Ужин сблизил нас еще более. Свет от старой керосиновой лампы, мягко низливаясь на холщовую, искусно расшитую скатерть и старинную сервировку, сообщал всему какой-то особенный уют, придавал нашей беседе какую-то особенную доверительность. Все благовонье фруктового сада стеклось в столовую, чтобы овеять нас. Заботы отлетели куда-то прочь. Жульета, чуть порозовевшая, улыбалась мне. Мне, не видевшему ничего, кроме жизни одинокой, не ведавшему ласки, неизменно погруженному в труды и тяготы бытия. Мое существо преисполнилось радостью, я воспарил духом, обнаружил в себе целый мир чувств, каких дотоле не испытывал. Жульета, против ожиданий, была прекрасно воспитана и образованна, и далось ей это в уединении поместья. То ли она догадалась, что разговор о брате не слишком приятен мне, то ли по какой иной причине, но за ужином о нем почти не было речи. Окончив ужин, мы перешли в старую залу, увешанную по стенам фамильными портретами и коврами, уставленную старинной мебелью, древними амфорами — одним словом, всем тем, что в родовитых домах из поколения в поколение собирают про запас и в память о минувшем.

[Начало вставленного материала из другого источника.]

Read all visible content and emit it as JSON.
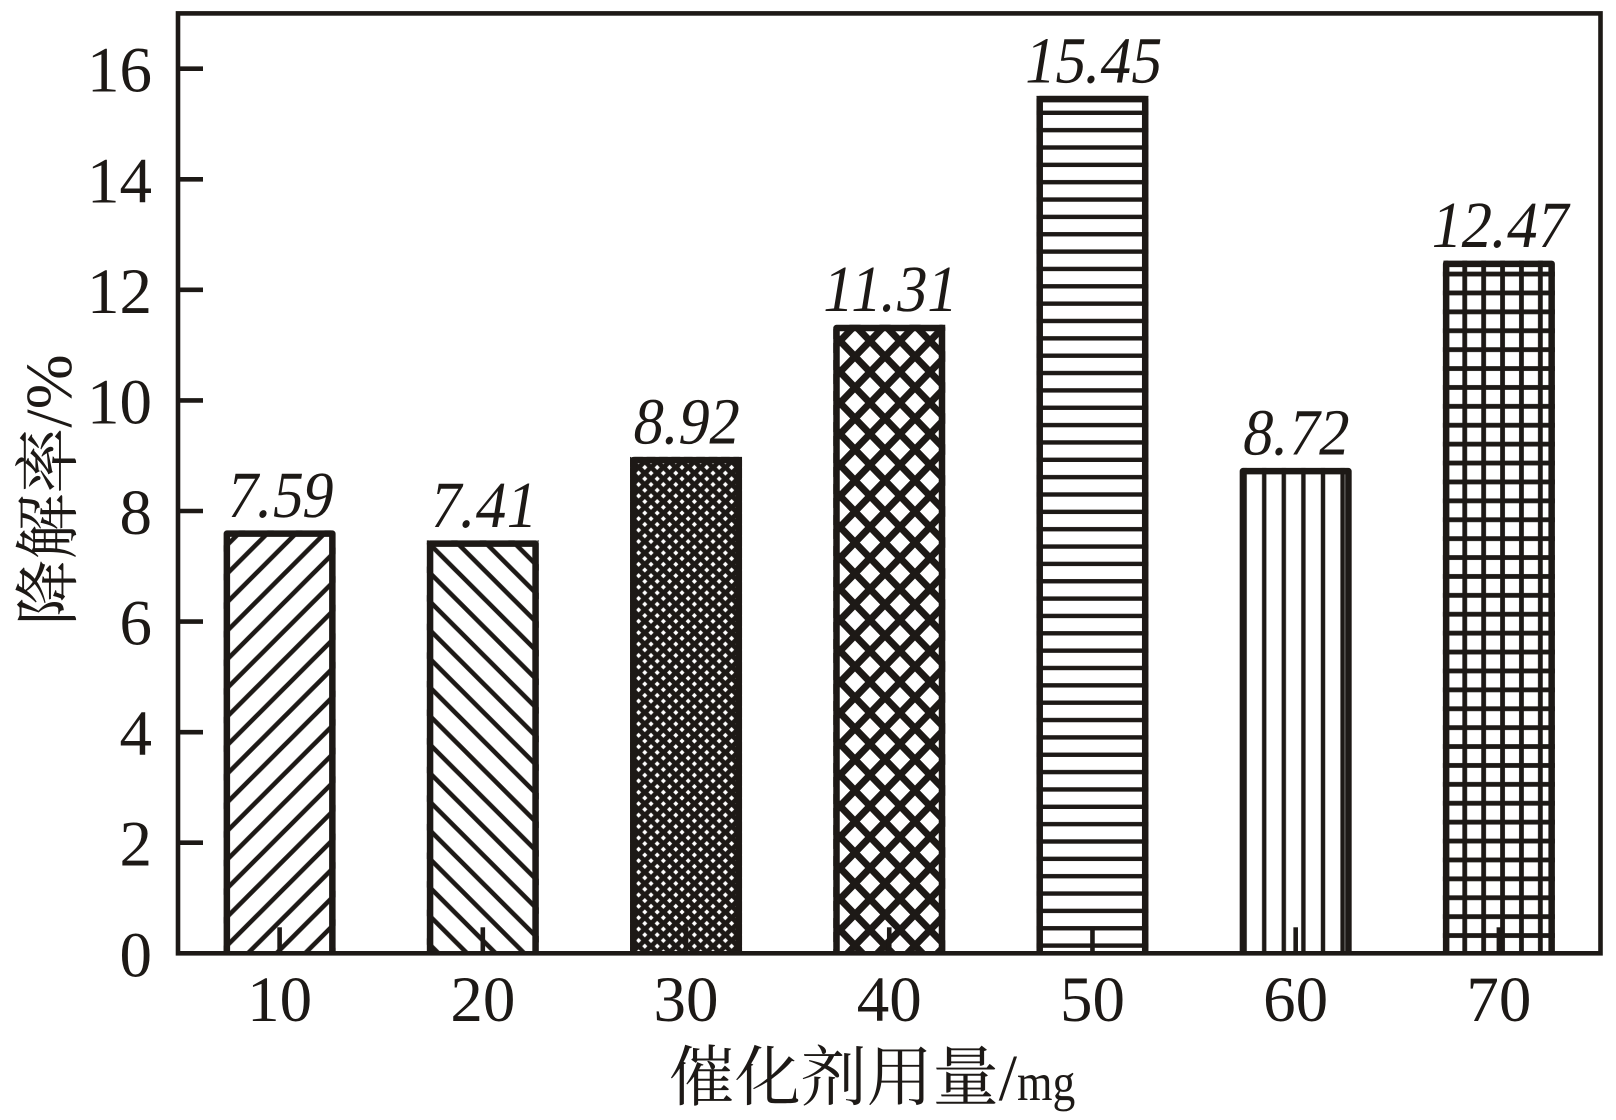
{
  "page": {
    "background_color": "#ffffff",
    "figure_type": "bar chart"
  },
  "chart_data": {
    "type": "bar",
    "title": "",
    "xlabel": "催化剂用量/mg",
    "ylabel": "降解率/%",
    "categories": [
      "10",
      "20",
      "30",
      "40",
      "50",
      "60",
      "70"
    ],
    "values": [
      7.59,
      7.41,
      8.92,
      11.31,
      15.45,
      8.72,
      12.47
    ],
    "bar_value_labels": [
      "7.59",
      "7.41",
      "8.92",
      "11.31",
      "15.45",
      "8.72",
      "12.47"
    ],
    "hatches": [
      "diagonal-up",
      "diagonal-down",
      "dense-diamond-dots",
      "diamond-crosshatch",
      "horizontal-lines",
      "vertical-lines",
      "square-grid"
    ],
    "ylim": [
      0,
      17
    ],
    "yticks": [
      0,
      2,
      4,
      6,
      8,
      10,
      12,
      14,
      16
    ],
    "grid": false,
    "legend_position": "none",
    "bar_fill": "white-with-black-hatch-pattern",
    "ink_color": "#1d1916",
    "background_color": "#ffffff"
  }
}
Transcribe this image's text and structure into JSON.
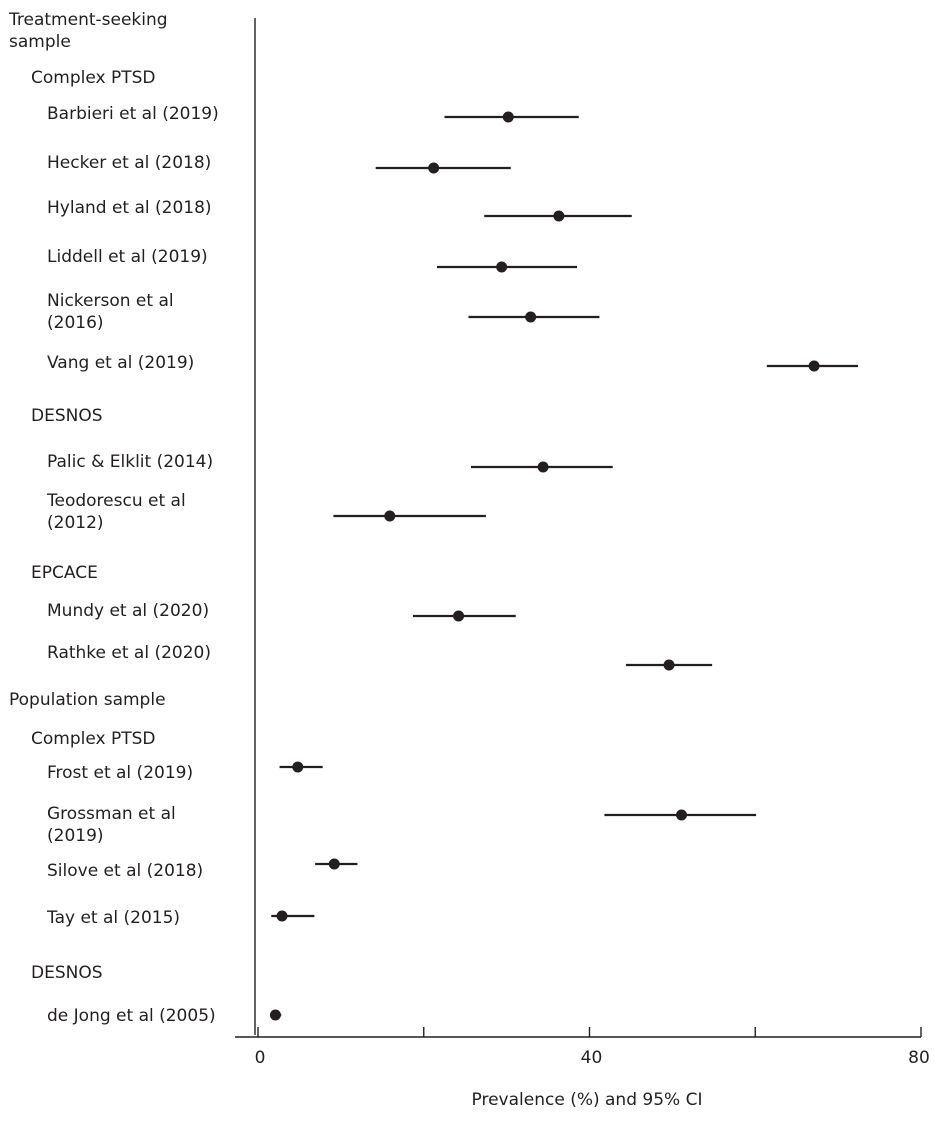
{
  "chart_data": {
    "type": "forest",
    "xlabel": "Prevalence (%) and 95% CI",
    "xlim": [
      0,
      80
    ],
    "xticks": [
      0,
      20,
      40,
      60,
      80
    ],
    "xtick_labels": [
      "0",
      "",
      "40",
      "",
      "80"
    ],
    "grid": false,
    "groups": [
      {
        "sample": "Treatment-seeking\nsample",
        "subgroups": [
          {
            "name": "Complex PTSD",
            "studies": [
              {
                "label": "Barbieri et al (2019)",
                "estimate": 30.2,
                "ci_low": 22.5,
                "ci_high": 38.7
              },
              {
                "label": "Hecker et al (2018)",
                "estimate": 21.2,
                "ci_low": 14.2,
                "ci_high": 30.5
              },
              {
                "label": "Hyland et al (2018)",
                "estimate": 36.3,
                "ci_low": 27.3,
                "ci_high": 45.1
              },
              {
                "label": "Liddell et al (2019)",
                "estimate": 29.4,
                "ci_low": 21.6,
                "ci_high": 38.5
              },
              {
                "label": "Nickerson et al\n(2016)",
                "estimate": 32.9,
                "ci_low": 25.4,
                "ci_high": 41.2
              },
              {
                "label": "Vang et al (2019)",
                "estimate": 67.1,
                "ci_low": 61.4,
                "ci_high": 72.4
              }
            ]
          },
          {
            "name": "DESNOS",
            "studies": [
              {
                "label": "Palic & Elklit (2014)",
                "estimate": 34.4,
                "ci_low": 25.7,
                "ci_high": 42.8
              },
              {
                "label": "Teodorescu et al\n(2012)",
                "estimate": 15.9,
                "ci_low": 9.1,
                "ci_high": 27.5
              }
            ]
          },
          {
            "name": "EPCACE",
            "studies": [
              {
                "label": "Mundy et al (2020)",
                "estimate": 24.2,
                "ci_low": 18.7,
                "ci_high": 31.1
              },
              {
                "label": "Rathke et al (2020)",
                "estimate": 49.6,
                "ci_low": 44.4,
                "ci_high": 54.8
              }
            ]
          }
        ]
      },
      {
        "sample": "Population sample",
        "subgroups": [
          {
            "name": "Complex PTSD",
            "studies": [
              {
                "label": "Frost et al (2019)",
                "estimate": 4.8,
                "ci_low": 2.6,
                "ci_high": 7.8
              },
              {
                "label": "Grossman et al\n(2019)",
                "estimate": 51.1,
                "ci_low": 41.8,
                "ci_high": 60.1
              },
              {
                "label": "Silove et al (2018)",
                "estimate": 9.2,
                "ci_low": 6.9,
                "ci_high": 12.0
              },
              {
                "label": "Tay et al (2015)",
                "estimate": 2.9,
                "ci_low": 1.6,
                "ci_high": 6.8
              }
            ]
          },
          {
            "name": "DESNOS",
            "studies": [
              {
                "label": "de Jong et al (2005)",
                "estimate": 2.1,
                "ci_low": 1.5,
                "ci_high": 2.8
              }
            ]
          }
        ]
      }
    ]
  }
}
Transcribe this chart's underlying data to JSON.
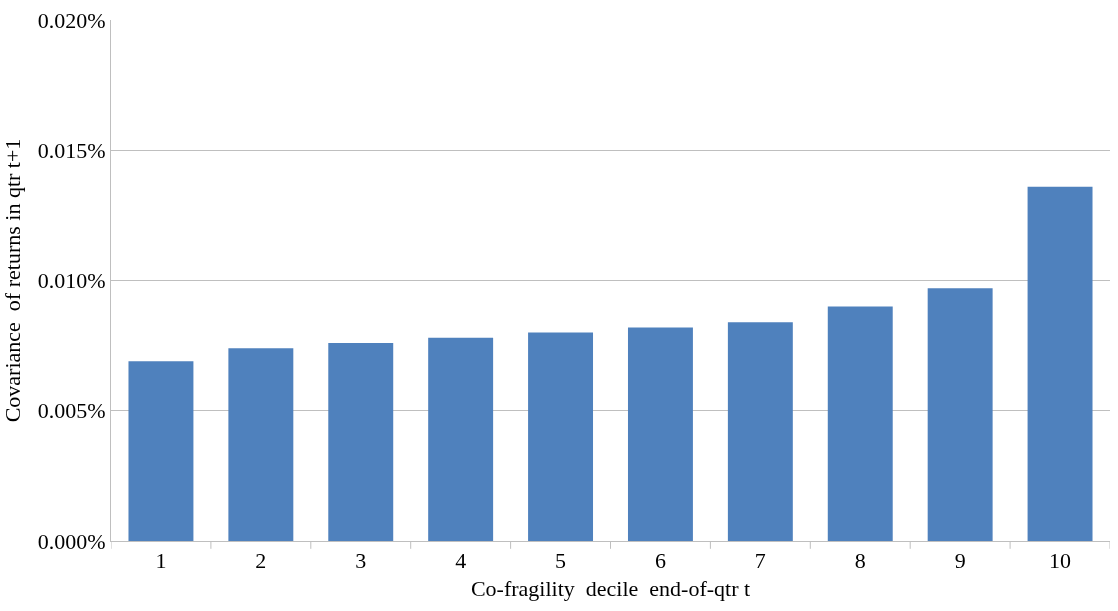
{
  "chart_data": {
    "type": "bar",
    "xlabel": "Co-fragility  decile  end-of-qtr t",
    "ylabel": "Covariance  of returns in qtr t+1",
    "categories": [
      "1",
      "2",
      "3",
      "4",
      "5",
      "6",
      "7",
      "8",
      "9",
      "10"
    ],
    "values": [
      0.0069,
      0.0074,
      0.0076,
      0.0078,
      0.008,
      0.0082,
      0.0084,
      0.009,
      0.0097,
      0.0136
    ],
    "color": "#4f81bd",
    "ylim": [
      0,
      0.02
    ],
    "yticks": [
      {
        "value": 0,
        "label": "0.000%"
      },
      {
        "value": 0.005,
        "label": "0.005%"
      },
      {
        "value": 0.01,
        "label": "0.010%"
      },
      {
        "value": 0.015,
        "label": "0.015%"
      },
      {
        "value": 0.02,
        "label": "0.020%"
      }
    ],
    "grid": "y"
  }
}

Старый слуга внес канделябры, один поставил на фортепьяно, другой — на столик. Я подошел к окну: небо уже освободилось от туч и усеялось звездами, оно дышало, будто населенное мириадами загадочных живых существ. Я смотрел не отрываясь, и вдруг мне почудилось: черная тень промелькнула в небе. Вдали на проселке, подняв к звездам морды, зычно взревели тянувшие воз быки. Ветер стих, листва в непроглядном, затаившемся парке не шевелилась. Жульета присела к фортепьяно и заиграла. По мне, так восхитительно…
— Вы любите Брамса? — спросила она, перебирая ноты.
— Еще бы. Я с удовольствием бы послушал «Венгерские танцы». Давно их не слышал.
— Вот как раз ноты. Правда, для четырех рук.
— Замечательно! — обрадовался я. — Давайте сыграем вместе.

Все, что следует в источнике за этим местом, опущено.